This dissertation investigates how individuals, municipalities, and firms respond to incentives created by public policies and provides empirical evidence on their efficacy.

Chapter 1 investigates the effects of increasing the eligibility age for public pension on workers’ retirement decisions, focusing on recent Japanese public pension reforms. In Japan, the pensionable age for Employees’ Pension Insurance benefits gradually increased from 60 to 65 for males over the course of a decade. Using individual-level restricted-use data and a regression discontinuity design, I find that raising the pensionable age for flat-rate benefits by one year increases male employment at the critical ages by about 7-8 percentage points. Individual labor supply responses at the critical ages are heterogeneous across closeness to the implementation date

due to anticipatory responses.

Chapter 2 studies the effect of allocating central administrators on local government units. During the 2000s, Japanese central administrators were actively transferred from the central government to mentor and monitor local governments. Exploiting the timing of hosting transfers and rich administrative data, I find that municipalities with transferred central administrators in fact persistently improved fiscal discipline by shrinking expenditure and lowering debt. Voters seem to reward the incumbent mayor in the local election for better administration and fiscal conditions. Heterogeneity analyses reveal, though, that transferred administrators temporarily increase local expenditure and categorical grants in fields closely related to their respective departments.

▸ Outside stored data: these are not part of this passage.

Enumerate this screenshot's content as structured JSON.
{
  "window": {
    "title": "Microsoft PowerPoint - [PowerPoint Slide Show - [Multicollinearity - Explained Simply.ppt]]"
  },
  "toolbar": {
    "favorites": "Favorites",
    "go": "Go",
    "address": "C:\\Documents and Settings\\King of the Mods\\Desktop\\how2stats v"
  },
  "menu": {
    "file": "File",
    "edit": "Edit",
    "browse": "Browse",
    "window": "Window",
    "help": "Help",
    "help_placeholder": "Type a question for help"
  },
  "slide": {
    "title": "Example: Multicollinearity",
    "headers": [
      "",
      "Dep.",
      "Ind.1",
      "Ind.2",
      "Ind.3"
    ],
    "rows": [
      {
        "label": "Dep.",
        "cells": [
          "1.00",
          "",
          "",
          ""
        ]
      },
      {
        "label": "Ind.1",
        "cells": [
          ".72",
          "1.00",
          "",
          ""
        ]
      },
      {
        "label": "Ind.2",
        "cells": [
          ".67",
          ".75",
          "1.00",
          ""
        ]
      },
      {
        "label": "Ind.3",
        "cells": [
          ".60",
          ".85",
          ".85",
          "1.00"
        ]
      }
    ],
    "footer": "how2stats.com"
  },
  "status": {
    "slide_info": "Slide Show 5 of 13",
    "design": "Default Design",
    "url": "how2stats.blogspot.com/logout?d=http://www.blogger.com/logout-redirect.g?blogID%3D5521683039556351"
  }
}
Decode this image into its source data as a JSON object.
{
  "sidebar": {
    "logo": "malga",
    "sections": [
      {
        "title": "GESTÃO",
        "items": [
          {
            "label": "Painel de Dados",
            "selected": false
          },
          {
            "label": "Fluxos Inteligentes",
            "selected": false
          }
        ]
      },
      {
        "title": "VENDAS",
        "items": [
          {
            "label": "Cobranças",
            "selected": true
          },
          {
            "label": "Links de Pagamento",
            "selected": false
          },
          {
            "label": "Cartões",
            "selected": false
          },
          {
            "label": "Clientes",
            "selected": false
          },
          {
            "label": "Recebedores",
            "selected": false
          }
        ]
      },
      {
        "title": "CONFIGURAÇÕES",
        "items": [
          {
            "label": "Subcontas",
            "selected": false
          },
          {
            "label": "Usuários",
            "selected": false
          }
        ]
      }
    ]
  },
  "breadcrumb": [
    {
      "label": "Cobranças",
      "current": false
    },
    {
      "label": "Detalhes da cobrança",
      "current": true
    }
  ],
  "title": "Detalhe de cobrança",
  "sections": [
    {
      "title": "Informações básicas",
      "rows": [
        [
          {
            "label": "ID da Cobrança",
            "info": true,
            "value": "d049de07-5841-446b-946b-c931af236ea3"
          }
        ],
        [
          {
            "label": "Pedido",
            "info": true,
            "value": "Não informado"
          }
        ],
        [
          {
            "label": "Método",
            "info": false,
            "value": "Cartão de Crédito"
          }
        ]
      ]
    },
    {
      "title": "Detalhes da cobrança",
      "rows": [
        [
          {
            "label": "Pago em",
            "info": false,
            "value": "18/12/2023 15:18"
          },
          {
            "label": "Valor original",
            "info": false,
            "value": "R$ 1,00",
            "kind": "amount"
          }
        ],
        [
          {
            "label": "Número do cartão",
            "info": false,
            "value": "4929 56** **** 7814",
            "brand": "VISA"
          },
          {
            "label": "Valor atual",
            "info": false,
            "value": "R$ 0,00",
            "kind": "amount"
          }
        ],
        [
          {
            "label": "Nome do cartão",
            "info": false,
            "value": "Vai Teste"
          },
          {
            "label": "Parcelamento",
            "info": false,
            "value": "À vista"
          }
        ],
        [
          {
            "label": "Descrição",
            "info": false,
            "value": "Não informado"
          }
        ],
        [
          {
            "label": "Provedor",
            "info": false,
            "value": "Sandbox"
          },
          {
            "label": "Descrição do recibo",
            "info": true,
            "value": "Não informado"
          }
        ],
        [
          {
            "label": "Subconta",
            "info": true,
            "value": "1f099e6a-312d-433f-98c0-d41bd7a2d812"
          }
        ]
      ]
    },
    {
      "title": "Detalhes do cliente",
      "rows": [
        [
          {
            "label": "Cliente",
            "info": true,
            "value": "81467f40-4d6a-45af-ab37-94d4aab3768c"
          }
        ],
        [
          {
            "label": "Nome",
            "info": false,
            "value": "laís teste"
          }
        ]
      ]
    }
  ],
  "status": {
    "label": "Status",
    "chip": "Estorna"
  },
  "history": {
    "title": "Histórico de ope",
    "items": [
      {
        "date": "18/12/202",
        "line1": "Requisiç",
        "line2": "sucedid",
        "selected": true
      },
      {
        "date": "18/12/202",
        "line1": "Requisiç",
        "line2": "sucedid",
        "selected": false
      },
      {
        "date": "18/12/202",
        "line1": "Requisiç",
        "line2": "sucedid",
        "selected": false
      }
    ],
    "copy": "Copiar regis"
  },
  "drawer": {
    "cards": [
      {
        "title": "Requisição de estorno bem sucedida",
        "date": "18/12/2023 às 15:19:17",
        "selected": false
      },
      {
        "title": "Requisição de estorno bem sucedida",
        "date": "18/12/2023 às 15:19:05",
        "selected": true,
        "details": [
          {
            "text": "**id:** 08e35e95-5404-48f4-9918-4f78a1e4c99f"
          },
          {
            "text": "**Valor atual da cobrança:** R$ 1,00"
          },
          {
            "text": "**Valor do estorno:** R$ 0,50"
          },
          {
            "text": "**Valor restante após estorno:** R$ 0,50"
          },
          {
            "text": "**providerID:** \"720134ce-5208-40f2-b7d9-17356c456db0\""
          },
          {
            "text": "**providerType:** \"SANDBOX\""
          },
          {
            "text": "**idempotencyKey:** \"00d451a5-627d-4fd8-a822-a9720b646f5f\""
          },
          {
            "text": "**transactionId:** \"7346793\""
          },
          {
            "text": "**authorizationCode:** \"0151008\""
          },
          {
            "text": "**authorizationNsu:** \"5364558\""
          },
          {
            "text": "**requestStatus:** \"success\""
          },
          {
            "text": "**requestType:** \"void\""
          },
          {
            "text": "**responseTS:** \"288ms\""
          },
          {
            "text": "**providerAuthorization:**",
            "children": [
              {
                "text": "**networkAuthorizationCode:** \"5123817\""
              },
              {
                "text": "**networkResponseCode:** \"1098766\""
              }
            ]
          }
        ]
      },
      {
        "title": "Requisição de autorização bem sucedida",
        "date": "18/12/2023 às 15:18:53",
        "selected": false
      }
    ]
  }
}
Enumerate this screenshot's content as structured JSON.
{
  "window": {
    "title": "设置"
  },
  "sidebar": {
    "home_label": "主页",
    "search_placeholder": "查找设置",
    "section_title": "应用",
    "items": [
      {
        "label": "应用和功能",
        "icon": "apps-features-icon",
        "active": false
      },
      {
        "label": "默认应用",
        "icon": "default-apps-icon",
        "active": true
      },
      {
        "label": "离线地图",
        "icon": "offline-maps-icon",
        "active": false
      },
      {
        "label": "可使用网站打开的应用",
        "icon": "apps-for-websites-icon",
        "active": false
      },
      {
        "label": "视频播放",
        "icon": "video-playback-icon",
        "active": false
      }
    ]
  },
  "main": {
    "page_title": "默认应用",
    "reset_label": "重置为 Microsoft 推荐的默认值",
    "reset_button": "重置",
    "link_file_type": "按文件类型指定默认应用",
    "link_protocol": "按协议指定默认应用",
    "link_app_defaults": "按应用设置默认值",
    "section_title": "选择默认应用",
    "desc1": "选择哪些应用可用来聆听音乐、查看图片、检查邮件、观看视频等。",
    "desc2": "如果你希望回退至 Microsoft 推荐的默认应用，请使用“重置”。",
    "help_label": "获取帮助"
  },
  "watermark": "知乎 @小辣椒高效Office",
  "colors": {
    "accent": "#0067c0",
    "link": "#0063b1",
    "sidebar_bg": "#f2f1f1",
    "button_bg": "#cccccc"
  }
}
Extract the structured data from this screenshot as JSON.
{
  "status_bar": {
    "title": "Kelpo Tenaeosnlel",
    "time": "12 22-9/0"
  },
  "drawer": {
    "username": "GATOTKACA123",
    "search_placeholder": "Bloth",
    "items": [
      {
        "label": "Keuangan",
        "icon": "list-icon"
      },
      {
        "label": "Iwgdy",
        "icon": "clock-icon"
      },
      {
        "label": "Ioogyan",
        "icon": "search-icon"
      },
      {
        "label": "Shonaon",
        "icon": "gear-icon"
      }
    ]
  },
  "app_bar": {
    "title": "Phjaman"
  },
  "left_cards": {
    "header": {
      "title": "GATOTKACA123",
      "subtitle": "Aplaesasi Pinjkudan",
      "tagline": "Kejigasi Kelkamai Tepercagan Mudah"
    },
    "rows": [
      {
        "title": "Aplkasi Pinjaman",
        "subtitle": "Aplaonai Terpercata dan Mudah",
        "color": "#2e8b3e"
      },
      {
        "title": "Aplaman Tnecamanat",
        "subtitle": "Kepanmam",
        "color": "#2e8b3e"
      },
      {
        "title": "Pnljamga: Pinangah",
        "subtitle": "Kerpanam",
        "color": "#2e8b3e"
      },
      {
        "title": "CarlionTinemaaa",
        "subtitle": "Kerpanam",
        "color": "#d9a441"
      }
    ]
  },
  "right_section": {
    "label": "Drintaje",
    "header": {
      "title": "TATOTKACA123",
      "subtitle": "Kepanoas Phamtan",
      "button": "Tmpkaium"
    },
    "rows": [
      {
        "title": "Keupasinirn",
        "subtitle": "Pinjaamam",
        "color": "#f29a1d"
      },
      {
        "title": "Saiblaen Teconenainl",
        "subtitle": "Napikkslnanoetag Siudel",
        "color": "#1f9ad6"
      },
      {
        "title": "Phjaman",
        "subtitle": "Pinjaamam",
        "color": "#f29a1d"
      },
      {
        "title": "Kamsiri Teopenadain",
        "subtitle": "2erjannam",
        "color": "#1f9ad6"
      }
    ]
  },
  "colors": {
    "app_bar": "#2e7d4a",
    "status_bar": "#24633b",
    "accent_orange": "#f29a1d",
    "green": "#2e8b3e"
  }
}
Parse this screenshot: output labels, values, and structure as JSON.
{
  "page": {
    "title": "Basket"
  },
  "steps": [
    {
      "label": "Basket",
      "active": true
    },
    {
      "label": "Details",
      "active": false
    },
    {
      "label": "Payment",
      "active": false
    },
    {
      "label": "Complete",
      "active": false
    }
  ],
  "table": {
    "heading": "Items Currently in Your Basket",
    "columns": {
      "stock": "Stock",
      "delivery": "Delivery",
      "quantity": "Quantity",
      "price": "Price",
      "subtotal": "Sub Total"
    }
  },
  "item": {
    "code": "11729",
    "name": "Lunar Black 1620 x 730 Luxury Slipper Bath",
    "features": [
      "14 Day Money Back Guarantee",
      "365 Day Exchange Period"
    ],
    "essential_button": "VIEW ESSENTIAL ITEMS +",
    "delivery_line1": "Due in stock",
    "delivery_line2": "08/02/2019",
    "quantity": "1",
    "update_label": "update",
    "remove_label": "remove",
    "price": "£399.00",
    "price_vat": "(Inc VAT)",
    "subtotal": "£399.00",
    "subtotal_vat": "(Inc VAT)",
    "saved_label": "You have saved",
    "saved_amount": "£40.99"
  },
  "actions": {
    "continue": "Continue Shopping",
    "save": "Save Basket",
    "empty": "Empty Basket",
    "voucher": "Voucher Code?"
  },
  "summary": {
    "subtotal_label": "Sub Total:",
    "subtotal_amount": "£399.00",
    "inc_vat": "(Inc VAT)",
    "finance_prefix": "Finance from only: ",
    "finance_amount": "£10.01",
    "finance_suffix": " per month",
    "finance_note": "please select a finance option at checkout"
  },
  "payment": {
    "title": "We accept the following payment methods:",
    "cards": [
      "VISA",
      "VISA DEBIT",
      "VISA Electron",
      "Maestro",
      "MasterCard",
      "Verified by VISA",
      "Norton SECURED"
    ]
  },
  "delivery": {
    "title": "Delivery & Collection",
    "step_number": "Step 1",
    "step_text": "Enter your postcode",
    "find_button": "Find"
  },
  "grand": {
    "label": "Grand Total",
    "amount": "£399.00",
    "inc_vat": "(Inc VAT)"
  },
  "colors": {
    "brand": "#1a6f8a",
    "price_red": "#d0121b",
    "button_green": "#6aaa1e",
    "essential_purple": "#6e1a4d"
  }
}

Chapter 3 investigates the effect of raising the mandatory retirement age and introducing a continued reemployment system on older workers and young job-seekers. In 2006, Japanese companies were required to raise the mandatory retirement age from age 60 to at least age 63 or to introduce a continued employment system that creates flexible positions for older workers to continue at the same company. Relying on quasi-experimental variation in exposure to the policy change according to pre-reform norms by industry, geography, and firm size, I find that the reform was effective in terms of decreasing the job separation rate of older workers. It also decreased the job finding rate of young people for firms that were more affected by the policy change.